Swedish branding and design studio Forsman & Bodenfors has recently launched their new site with loads of great new work. Forsman and Bodenfors started off 2013 by winning Interactive Agency of the Year by Art Directors Club and has been ranked one of the best agencies in the world. Amongst their recent work is this brilliant campaign to aid the homeless people of Gothenburg.

Faktum is a monthly street newspaper in Gothenburg working with the socially vulnerable, together with Forsman & Bodenfors they created this social media campaign which goal was to raise awarness about homelessness in Sweden and to engage people to aid their cause.
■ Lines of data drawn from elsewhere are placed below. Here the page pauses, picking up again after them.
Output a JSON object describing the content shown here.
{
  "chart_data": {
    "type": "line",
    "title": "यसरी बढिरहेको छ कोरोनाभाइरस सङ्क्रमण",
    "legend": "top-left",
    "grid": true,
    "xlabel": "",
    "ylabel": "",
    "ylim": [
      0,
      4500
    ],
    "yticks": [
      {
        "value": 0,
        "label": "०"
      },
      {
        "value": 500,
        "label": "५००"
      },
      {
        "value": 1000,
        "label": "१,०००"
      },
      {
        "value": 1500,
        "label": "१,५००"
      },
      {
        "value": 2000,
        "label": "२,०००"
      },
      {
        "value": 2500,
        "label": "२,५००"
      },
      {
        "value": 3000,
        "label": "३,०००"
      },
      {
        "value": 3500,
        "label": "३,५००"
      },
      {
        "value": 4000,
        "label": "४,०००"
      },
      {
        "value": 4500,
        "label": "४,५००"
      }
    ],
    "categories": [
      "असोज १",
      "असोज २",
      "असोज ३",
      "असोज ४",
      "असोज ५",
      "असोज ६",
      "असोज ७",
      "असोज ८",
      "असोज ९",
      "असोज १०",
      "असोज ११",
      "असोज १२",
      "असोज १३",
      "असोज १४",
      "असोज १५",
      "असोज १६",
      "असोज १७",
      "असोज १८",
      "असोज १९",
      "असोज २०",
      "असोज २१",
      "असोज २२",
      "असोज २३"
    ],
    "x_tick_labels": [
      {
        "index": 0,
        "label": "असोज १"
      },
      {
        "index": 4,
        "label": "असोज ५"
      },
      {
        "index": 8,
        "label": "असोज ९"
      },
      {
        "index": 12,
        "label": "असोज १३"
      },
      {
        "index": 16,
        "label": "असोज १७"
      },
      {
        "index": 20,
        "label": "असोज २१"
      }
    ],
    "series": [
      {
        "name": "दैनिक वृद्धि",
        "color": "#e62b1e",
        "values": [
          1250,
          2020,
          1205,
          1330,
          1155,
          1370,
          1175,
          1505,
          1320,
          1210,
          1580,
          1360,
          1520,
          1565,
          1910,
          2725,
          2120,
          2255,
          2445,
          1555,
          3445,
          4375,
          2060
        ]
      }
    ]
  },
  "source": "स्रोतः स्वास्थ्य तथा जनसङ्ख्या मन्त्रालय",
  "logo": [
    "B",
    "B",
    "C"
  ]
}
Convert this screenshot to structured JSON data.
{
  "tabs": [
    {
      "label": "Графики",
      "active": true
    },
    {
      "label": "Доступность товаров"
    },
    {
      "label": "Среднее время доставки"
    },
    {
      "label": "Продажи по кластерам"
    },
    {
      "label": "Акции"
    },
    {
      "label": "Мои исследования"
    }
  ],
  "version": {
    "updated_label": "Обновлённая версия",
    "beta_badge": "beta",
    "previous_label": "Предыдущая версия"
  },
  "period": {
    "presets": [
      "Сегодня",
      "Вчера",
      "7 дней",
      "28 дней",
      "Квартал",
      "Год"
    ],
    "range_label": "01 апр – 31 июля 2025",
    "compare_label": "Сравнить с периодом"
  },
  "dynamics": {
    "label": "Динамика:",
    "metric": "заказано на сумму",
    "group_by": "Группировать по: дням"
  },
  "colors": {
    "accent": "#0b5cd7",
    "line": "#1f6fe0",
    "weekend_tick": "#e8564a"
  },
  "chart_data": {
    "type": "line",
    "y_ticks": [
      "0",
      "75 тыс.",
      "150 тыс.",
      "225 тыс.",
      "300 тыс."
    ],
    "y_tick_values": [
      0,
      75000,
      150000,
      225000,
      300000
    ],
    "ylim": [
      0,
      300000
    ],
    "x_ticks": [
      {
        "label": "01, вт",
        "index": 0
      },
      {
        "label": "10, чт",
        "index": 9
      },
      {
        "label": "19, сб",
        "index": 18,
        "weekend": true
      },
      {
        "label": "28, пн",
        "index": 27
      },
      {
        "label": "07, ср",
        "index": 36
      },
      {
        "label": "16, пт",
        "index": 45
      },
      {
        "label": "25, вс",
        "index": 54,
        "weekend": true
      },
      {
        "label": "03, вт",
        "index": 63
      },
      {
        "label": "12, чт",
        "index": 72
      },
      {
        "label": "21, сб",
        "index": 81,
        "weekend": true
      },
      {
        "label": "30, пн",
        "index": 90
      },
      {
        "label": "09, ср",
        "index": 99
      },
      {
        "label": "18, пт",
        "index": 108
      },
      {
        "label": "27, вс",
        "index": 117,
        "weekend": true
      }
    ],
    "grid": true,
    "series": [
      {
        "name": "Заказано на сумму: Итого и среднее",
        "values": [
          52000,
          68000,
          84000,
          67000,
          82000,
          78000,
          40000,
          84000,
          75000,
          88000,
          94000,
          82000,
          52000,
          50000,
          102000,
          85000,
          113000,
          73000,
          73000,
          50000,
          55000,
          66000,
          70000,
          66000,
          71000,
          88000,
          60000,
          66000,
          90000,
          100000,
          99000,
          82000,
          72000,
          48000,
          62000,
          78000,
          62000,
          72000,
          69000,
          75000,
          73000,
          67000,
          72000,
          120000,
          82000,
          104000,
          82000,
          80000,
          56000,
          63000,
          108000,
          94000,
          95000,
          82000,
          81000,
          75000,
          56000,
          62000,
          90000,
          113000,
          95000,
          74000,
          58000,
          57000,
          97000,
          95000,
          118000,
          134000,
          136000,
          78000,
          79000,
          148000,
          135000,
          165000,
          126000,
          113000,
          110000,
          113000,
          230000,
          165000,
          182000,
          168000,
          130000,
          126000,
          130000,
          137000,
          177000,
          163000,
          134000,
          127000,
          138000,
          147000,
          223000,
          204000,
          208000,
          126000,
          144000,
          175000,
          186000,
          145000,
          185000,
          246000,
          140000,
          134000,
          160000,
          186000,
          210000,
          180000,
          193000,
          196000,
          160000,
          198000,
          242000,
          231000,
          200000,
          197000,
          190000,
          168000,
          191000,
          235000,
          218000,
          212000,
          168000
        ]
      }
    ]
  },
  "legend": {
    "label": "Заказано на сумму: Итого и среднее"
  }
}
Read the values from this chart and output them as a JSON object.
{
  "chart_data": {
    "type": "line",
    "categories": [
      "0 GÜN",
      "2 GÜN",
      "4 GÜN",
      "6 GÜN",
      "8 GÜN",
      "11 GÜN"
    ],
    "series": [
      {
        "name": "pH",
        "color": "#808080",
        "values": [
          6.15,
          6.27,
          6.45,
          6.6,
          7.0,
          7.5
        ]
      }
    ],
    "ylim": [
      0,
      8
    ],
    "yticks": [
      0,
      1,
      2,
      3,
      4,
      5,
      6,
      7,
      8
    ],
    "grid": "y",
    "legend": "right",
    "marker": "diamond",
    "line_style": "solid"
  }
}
“Gothenburg has about 3,400 homeless people. Most of them find a roof over their heads with a friend or at a refuge, but some sleep in the open air.We have chosen ten of the places where they might spend the night – and made it possible for you to book them. Just like any hotel.You can book one for yourself, or as a gift for somebody else. Either way the money goes to our work for homeless and socially vulnerable people.”

Each “room” has it’s own tourist like description:

“Feel the city’s pulse from dawn to dusk at Gullbergsvass. This delightful dwelling is just a stroll from the romantic Dreamer’s Quay: a source of inspiration to musicians and artists alike. And all under the noble eye of the Skansen Lion from his centuries old fortress.”